Analysis of kinematic waves arising in diverging traffic flow models

Diverging junctions are important network bottlenecks, and a better understanding of diverging traffic dynamics has both theoretical and practical implications. In this paper, we first introduce a continuous multi-commodity kinematic wave model of diverging traffic and then present a new framework for constructing kinematic wave solutions to its Riemann problem with jump initial conditions. In supply-demand space, the solutions on a link consist of an interior state and a stationary state, subject to admissible conditions such that there are no positive and negative kinematic waves on the upstream and downstream links respectively. In addition, the solutions have to satisfy entropy conditions consistent with various discrete diverge models.

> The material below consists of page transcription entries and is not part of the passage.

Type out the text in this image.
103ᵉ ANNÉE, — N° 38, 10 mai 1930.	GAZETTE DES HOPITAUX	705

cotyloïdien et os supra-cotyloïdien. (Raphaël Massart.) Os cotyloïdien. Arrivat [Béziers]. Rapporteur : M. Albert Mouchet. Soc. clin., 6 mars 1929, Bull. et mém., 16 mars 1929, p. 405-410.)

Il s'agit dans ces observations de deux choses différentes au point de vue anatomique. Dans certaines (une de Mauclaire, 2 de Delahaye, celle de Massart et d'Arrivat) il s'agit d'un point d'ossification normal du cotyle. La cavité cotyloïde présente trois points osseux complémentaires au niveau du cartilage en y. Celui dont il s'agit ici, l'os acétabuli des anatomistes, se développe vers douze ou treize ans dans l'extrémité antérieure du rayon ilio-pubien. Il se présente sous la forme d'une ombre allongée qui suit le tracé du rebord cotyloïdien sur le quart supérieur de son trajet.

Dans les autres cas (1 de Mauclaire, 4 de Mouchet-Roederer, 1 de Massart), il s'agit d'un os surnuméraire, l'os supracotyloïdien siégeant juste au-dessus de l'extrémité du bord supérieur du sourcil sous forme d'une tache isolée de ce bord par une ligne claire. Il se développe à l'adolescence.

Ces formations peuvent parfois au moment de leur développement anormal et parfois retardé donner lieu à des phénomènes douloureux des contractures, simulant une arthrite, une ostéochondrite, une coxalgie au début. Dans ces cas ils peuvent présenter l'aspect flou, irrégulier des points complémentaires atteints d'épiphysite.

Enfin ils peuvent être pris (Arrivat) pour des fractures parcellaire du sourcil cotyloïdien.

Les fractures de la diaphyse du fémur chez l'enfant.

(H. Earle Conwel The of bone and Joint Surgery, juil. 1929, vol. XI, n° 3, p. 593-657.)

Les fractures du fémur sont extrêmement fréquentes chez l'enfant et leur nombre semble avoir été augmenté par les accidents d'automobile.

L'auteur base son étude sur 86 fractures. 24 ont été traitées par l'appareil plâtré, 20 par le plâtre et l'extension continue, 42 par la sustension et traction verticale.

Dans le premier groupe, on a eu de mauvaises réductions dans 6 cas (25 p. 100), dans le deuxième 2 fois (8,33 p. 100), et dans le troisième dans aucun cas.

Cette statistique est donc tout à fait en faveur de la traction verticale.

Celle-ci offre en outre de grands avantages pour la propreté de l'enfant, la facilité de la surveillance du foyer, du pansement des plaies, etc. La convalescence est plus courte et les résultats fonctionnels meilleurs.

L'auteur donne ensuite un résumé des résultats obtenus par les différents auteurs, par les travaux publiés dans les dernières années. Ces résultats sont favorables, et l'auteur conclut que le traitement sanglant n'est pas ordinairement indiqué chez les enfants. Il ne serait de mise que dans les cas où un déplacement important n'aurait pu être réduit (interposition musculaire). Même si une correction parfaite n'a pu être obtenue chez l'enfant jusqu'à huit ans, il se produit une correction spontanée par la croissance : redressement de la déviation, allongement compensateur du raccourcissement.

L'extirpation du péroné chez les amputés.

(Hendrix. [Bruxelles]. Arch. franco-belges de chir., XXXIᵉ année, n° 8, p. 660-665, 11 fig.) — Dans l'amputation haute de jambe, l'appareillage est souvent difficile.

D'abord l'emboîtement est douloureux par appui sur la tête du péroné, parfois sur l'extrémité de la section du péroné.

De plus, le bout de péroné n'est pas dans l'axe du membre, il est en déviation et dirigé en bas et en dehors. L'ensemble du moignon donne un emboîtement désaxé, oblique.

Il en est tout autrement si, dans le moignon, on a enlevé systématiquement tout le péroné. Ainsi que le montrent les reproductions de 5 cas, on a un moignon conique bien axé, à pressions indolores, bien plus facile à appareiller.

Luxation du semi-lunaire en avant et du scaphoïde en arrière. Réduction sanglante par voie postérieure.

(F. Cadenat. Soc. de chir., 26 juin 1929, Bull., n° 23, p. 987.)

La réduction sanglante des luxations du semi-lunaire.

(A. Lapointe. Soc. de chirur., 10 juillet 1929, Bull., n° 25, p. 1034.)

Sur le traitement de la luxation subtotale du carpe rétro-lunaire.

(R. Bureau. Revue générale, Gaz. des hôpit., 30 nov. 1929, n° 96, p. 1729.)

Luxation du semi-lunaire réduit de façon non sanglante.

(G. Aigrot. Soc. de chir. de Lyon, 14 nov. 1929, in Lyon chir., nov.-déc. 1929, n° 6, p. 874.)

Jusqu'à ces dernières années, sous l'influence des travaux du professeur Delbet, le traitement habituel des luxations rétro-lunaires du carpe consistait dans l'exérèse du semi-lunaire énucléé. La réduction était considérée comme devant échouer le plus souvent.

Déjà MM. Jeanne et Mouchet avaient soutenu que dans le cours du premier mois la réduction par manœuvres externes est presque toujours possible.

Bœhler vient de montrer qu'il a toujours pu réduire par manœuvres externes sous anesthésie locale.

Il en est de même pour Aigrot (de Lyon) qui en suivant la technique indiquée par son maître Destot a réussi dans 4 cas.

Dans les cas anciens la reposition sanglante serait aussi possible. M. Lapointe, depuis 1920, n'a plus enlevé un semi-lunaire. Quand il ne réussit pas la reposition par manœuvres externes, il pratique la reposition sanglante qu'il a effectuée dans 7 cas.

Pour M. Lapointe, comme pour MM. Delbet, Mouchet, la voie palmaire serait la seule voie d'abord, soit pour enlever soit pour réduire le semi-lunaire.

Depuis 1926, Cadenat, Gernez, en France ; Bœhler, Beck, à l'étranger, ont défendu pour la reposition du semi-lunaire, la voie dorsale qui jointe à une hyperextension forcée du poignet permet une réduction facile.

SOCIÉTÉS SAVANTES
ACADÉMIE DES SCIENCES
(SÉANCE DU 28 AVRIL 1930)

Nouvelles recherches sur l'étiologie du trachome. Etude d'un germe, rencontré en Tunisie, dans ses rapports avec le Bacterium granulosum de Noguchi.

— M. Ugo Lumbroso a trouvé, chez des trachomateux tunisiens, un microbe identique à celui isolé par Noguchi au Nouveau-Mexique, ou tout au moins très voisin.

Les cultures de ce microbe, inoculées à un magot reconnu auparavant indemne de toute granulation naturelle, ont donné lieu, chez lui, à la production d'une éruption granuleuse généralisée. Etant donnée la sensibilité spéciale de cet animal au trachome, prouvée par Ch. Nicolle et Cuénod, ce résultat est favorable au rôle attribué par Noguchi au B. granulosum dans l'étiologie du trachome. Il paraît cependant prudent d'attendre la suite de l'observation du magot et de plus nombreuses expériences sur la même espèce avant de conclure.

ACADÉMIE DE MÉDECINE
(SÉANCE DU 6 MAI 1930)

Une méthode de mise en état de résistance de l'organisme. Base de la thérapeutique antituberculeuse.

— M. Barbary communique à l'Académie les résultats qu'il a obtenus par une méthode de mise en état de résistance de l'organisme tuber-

In the proposed analytical framework, kinematic waves on each link can be uniquely determined by the stationary and initial conditions, and we prove that the stationary states and boundary fluxes exist and are unique for the Riemann problem of diverge models when all or partial of vehicles have predefined routes. We show that the two diverge models by Lebacque and Daganzo are asymptotically equivalent. We also prove that the supply-proportional and priority-based diverge models are locally optimal evacuation strategies. With numerical examples, we demonstrate the validity of the analytical solutions of interior states, stationary states, and corresponding kinematic waves. This study presents a unified framework for analyzing traffic dynamics arising in diverging traffic and could be helpful for developing emergency evacuation strategies.